Uma investigação conduzida pelo jornal Haaretz, esta sexta-feira, revelou que várias empresas israelitas continuam a vender software de espionagem a governos que violam os direitos humanos dos seus cidadãos.
Entre as várias empresas que produzem e vendem este tipo de programas estão o NSO Group e a Verint Systems. A investigação baseou-se em 100 fontes em 15 países diferentes, incluindo países onde muitos empregados destas empresas falaram ao Haaretz, na condição de anonimato. A investigação concluiu que as agências reguladoras em Israel, “que devem assegurar que os produtos não estão a ser utilizados para causas ilegais ou imorais”, não estão a impedir as vendas dos softwares aos governos, mesmo quando existem “provas evidentes de abuso”.
O Times of Israel ilustra que a empresa Verint, por exemplo, tem ajudado as autoridades em Moçambique a combater uma série de raptos ou no Botswana a impedir a caça ilegal. Mas vários ex-empregados da empresa revelaram que em países como a Indonésia o software está a ser utilizado para identificar pessoas homossexuais e de minorias religiosas, consideradas criminosas pelas autoridades.
O NSO Group, por sua vez, é conhecido pelo seu software Pegasus, capaz de aceder a qualquer dispositivo com sistemas iOS – sistema do iPhone – ou Android. A popularidade dos smartphones que possuem estes tipos de sistema tornou o software Pegasus num nome reconhecido mundialmente. Tudo o que basta para o programa se apoderar do nosso telemóvel é que o utilizador abra um link armadilhado, enviado por mensagem.
Os governos podem, assim, utilizar o Pegasus para aceder aos telemóveis dos seus cidadãos, ouvir as suas chamadas e até conversas tidas perto do telemóvel contaminado.
“Eu não consigo limitar as ações do cliente”, disse um empregado que aceitou falar em condição de anonimato. “Não posso vender um Mercedes a alguém e depois dizer-lhe para conduzir apenas a 100 km/h”. “A verdade é que as empresas israelitas não sabem como os seus sistemas vão ser utilizados a partir do momento em que os vendem”, admitiu a fonte.

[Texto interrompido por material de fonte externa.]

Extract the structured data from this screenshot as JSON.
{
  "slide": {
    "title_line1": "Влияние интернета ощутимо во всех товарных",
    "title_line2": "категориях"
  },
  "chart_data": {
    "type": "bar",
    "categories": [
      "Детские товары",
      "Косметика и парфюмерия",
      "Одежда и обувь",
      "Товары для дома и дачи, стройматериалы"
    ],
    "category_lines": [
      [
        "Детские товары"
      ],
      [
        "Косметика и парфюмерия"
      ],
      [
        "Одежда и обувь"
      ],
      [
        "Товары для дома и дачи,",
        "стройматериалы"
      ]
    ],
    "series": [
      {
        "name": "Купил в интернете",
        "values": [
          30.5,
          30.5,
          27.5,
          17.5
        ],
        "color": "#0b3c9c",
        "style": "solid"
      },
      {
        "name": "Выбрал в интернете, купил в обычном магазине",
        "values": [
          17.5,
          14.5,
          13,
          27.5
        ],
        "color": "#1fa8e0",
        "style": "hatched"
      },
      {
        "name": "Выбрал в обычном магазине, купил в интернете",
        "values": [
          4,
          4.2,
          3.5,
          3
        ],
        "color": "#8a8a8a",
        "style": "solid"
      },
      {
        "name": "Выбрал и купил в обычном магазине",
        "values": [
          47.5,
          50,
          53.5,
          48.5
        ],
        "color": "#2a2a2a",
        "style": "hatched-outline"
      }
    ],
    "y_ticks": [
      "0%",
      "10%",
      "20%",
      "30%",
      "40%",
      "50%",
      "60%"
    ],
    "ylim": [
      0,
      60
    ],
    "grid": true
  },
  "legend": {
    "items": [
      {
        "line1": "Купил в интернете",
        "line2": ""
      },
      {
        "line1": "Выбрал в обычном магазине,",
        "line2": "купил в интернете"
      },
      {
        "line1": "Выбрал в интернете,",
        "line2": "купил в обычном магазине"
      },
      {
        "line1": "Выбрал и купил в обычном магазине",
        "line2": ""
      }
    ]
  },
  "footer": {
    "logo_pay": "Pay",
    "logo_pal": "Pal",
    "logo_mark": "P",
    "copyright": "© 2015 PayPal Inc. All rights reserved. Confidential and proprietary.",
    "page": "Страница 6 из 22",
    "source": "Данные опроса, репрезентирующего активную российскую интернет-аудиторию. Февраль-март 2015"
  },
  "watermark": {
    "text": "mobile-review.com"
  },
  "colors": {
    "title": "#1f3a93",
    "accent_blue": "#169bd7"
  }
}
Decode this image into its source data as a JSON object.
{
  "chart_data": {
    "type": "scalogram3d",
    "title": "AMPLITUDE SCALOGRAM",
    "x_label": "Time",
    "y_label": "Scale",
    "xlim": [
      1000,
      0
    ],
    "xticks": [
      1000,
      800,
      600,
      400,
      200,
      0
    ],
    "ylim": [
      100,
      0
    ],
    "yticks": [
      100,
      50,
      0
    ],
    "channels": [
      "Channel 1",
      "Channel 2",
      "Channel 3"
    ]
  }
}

A empresa esclarece também que cumpre com “todo o regulamento israelita” e que apenas vende o seu produto a “aliados de Israel e nunca aos seus inimigos”, apesar de o sistema ter sido detetado em vários países do Golfo que não têm qualquer tipo de relação diplomática com Israel - como o Qatar, Bahrain e os Emirados Árabes Unidos. A empresa refere ainda que a sua tecnologia foi desenvolvida com o intuito de “combater criminosos e terroristas” e nunca para “objetivos políticos”.
Casos de utilização do "Pegasus" contra cidadãos comuns
Ainda em agosto deste ano a Amnistia Internacional denunciou que um dos seus empregados tinha sido, alegadamente, um alvo do Pegasus, como parte de uma “sofisticada campanha de vigilância”. A organização terá conseguido identificar o dominio URL – endereço que permite identificar de onde foi enviado o Pegasus – do link malicioso enviado por mensagem WhatsApp ao seu empregado.
Ahmed Mansoor, um ativista para os direitos humanos dos Emirados Árabes Unidos (EAU), recebeu uma mensagem, em agosto de 2016, que parecia ser de uma fonte credível. Ainda assim, Mansoor suspeitou de alguma coisa e enviou o seu telemóvel para a Universidade de Toronto, no Canadá, onde seria analisado por especialistas.
De acordo com essa análise, as autoridades dos EAU tinham comprado o software Pegasus do NSO Group, considerado o programa mais poderoso do mundo do seu tipo. Caso o ativista tivesse acedido ao link no seu telemóvel, o virus daría acesso a todo o conteúdo do dispositivo (mensagens, fotografias, e-mails, contactos, etc) ao comprador do Pegasus, neste caso a polícia dos EAU, assim como à câmara e a ao sistema de áudio.
O New York Times noticiou, o ano passado, que o Pegasus também estava a ser utilizado no México para espiar os telemóveis de advogados, ativistas, jornalistas e políticos que estavam a investigar os potenciais crimes cometidos pelo governo. Uma das vítimas foi um advogado que representava as famílias de 43 estudantes universitários assassinados pela polícia mexicana. Outros casos incluíram pessoas que investigavam casos de corrupção por parte de vários diretores executivos de algumas das maiores empresas nacionais.
Vários estudos alertam para o facto de a tecnologia de espionagem israelita estar, hoje, a ser utilizada por mais de 130 países, seja por entidades governamentais ou privadas, com objetivos e intenções distintas entre elas que, em última análise, ditam a forma como o software é utilizado e quem é afetado por ele.